Alimenti, nuova etichetta: sparisce la data di scadenza

Troppo spreco. Quando non si riesce a consumare nel tempo indicato negli alimentari acquistati, quasi tutti decidono di disfarsene

Il fenomeno dello spreco alimentare continua ad allarmare le autorità europee: ci sono consumatori che comprano i prodotti alimentari senza leggere l’etichetta, mentre invece ci sono anche quelli che controllano sempre la data di scadenza. Succede comunque che quando non si riesce a consumare nel tempo indicato gli alimenti acquistati, alla fine quasi tutti decidono di disfarsene. Così finisce così nei rifiuti cibo che invece poteva essere ancora consumato. Adesso, per porre un limite agli sprechi, la Commissione ha deciso che non basta più l’etichetta con la sola data di scadenza, ed ha proposto di rendere l’indicazione ancora più chiara aggiungendo una nuova dicitura prima della data: “Spesso buono oltre”. Secondo l’Esecutivo dell’Ue l’aggiunta è opportuna per ridurre lo spreco alimentare, perché consente «una migliore comprensione della data di scadenza», e quindi indirizza meglio «il processo decisionale dei consumatori in merito all’opportunità di consumare o eliminare un alimento».
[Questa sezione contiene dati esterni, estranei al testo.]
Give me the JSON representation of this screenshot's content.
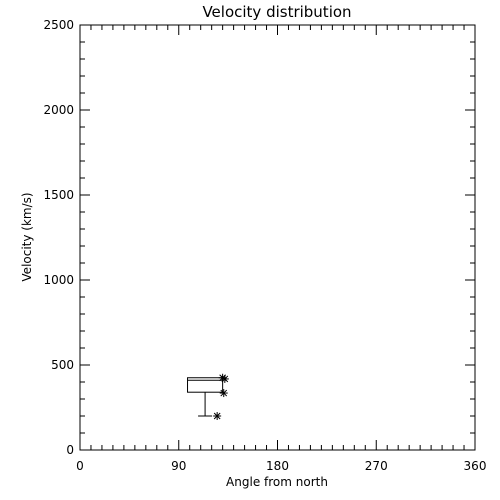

I consumatori spesso non sanno leggere bene le etichetta

Gli esperti che hanno stilato la bozza del provvedimento che poi sarà discusso dal Parlamento, partono da un dato di fatto che accomuna i consumatori di tutti i Paesi. In tanti «non comprendono appieno la distinzione tra le etichette “da consumare entro”, che è un indicatore di sicurezza, rispetto a “da consumarsi preferibilmente entro”, che invece è legata alla qualità del prodotto».
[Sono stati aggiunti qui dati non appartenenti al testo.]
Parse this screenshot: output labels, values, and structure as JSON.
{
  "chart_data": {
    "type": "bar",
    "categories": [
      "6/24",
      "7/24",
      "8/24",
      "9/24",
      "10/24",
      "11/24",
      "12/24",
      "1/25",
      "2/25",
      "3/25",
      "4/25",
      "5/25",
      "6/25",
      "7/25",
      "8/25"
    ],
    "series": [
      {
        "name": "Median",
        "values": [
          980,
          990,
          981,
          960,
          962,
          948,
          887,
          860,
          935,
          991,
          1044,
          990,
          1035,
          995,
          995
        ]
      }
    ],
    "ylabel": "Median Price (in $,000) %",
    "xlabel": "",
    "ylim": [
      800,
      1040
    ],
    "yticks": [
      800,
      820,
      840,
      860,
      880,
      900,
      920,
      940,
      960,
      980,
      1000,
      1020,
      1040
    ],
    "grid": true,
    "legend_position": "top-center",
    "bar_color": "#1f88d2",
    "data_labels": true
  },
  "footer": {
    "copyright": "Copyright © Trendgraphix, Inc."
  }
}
«Non tutti conoscono la differenza tra data di scadenza tassativa e termine minimo di conservazione – ha spiegato al Messaggero Patrizia Laurenti, professoressa di Igiene dell’Università Cattolica di Roma –. Nel primo caso il prodotto non dovrebbe essere consumato perché potenzialmente rischioso soprattutto per le persone più fragili dal punto di vista dello stato di salute. Invece la seconda indicazione si applica invece ai prodotti non deperibili: consumarli dopo la data di scadenza non espone ad alcun rischio per la salute ma solo a una perdita di gusto, di friabilità e croccantezza».

Nel mondo un terzo dei prodotti alimentari va perso

Il risultato è che ormai, ovunque, si butta troppo cibo, perché spesso si compra più di quanto in realtà sia necessario. Secondo la Fao oltre un terzo degli alimenti prodotti al mondo va perso. E volendo fare i conti in tasca ai consumatori italiani, stando ai dati dell’Osservatorio internazionale di Waste Watcher-Spreco Zero, lo spreco alimentare domestico, quantificato in 674,2 grammi pro capite, ci costa annualmente 9,2 miliardi. «Non dimentichiamo che in Italia – ha ricordato Laurentiesiste la cosiddetta legge antispreco, la 166 del 2016, che permette il recupero di alimenti identificati dal termine minimo di conservazione. Vuol dire che il cibo non consumato può essere dato alle associazioni benefiche che poi si impegnano a redistribuirlo. E questo è fondamentale perché gli sprechi alimentari nel nostro paese sono devastanti. Spesso non sappiamo leggere le etichette e poi comunque ci piace fare scorte eccessive, come abbiamo già osservato durante la pandemia».